Deux sociétés civiles immobilières sont propriétaires de lots dans un lotissement dont le cahier des charges stipule que les acquéreurs s’engagent à n’exercer aucune activité ni effectuer une vente ou location ou une mise à disposition de ces locaux, ou activités qui pourraient entrer en concurrence avec celles déjà en place.

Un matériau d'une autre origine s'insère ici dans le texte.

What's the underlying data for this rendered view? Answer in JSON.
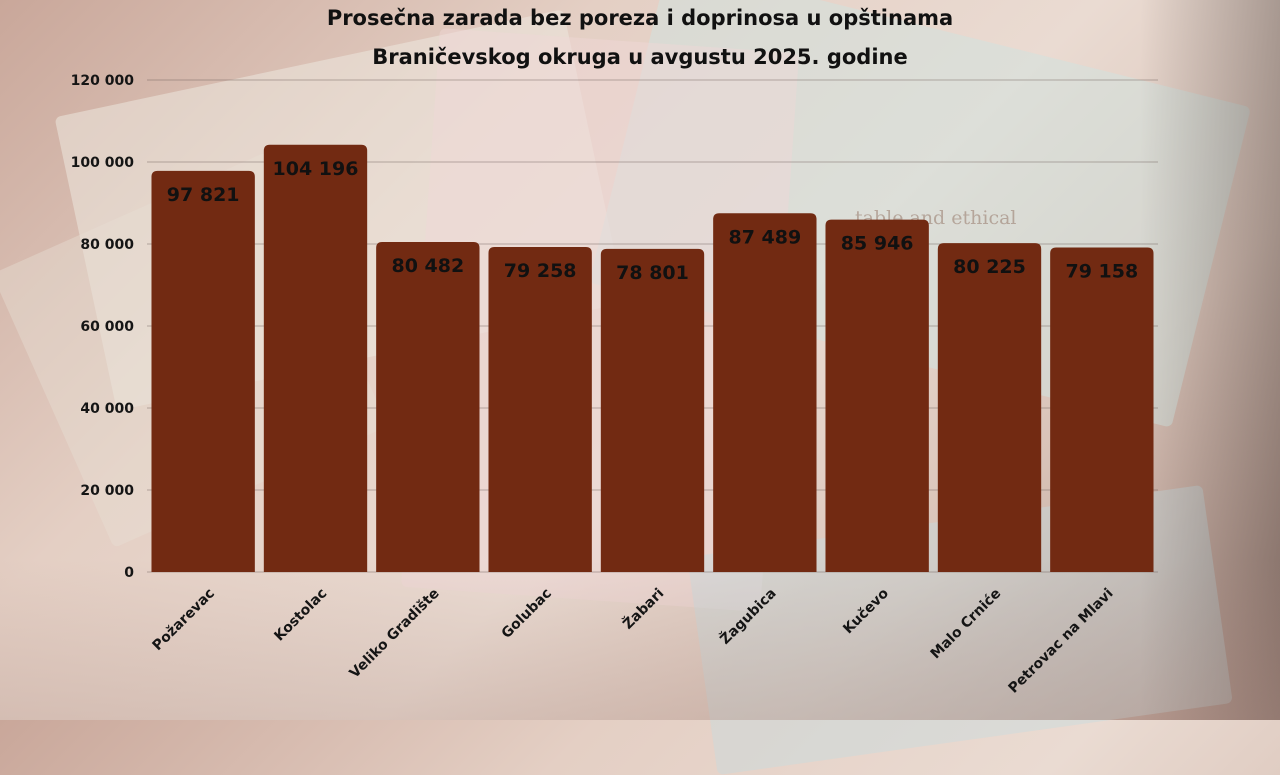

Les locaux d’une des sociétés sont exploités pour la vente de vêtements et textiles ; l’autre société, après avoir donné à bail commercial ses locaux à destination de vente d’articles et d’équipements de sport, a signé un bail notarié qui autorise la locataire à céder librement le droit au bail à toutes sociétés d’un groupe déterminé et redéfinit les activités permises en précisant que les biens sont à l’usage de « commerce de vente d’articles d’équipement de la personne et/ou d’équipement de la maison et/ou d’articles de sport et de loisirs ».

Le droit au bail ayant été cédé, une ordonnance a interdit sous astreinte à la SCI de donner à bail directement ou indirectement à toute enseigne et notamment à la société cessionnaire pour y exploiter une activité susceptible de méconnaître les dispositions du cahier des charges du lotissement ; l’astreinte a été liquidée par ordonnance du 3 avril.

Statuant sur l’action de la SCI contre le preneur à bail commercial, ayant exactement rappelé qu’à défaut de stipulation dans le bail, le preneur ne peut être tenu personnellement d’une obligation contractée par son bailleur à l’égard de tiers que s’il avait connaissance de cette obligation le jour de la signature du bail qui a permis sa violation, la cour d ?appel, qui a relevé que le cahier des charges n’avait pas été publié selon les règles de la publicité foncière, que ni le bail ni la cession de droit au bail ne faisaient mention du cahier des charges ou de sa clause de non-concurrence et que rien ne pouvait conduire le preneur à mettre en doute les droits du bailleur, a pu en déduire que la société locataire n’avait pas participé personnellement à la violation de la clause de non-concurrence figurant au cahier des charges du lotissement.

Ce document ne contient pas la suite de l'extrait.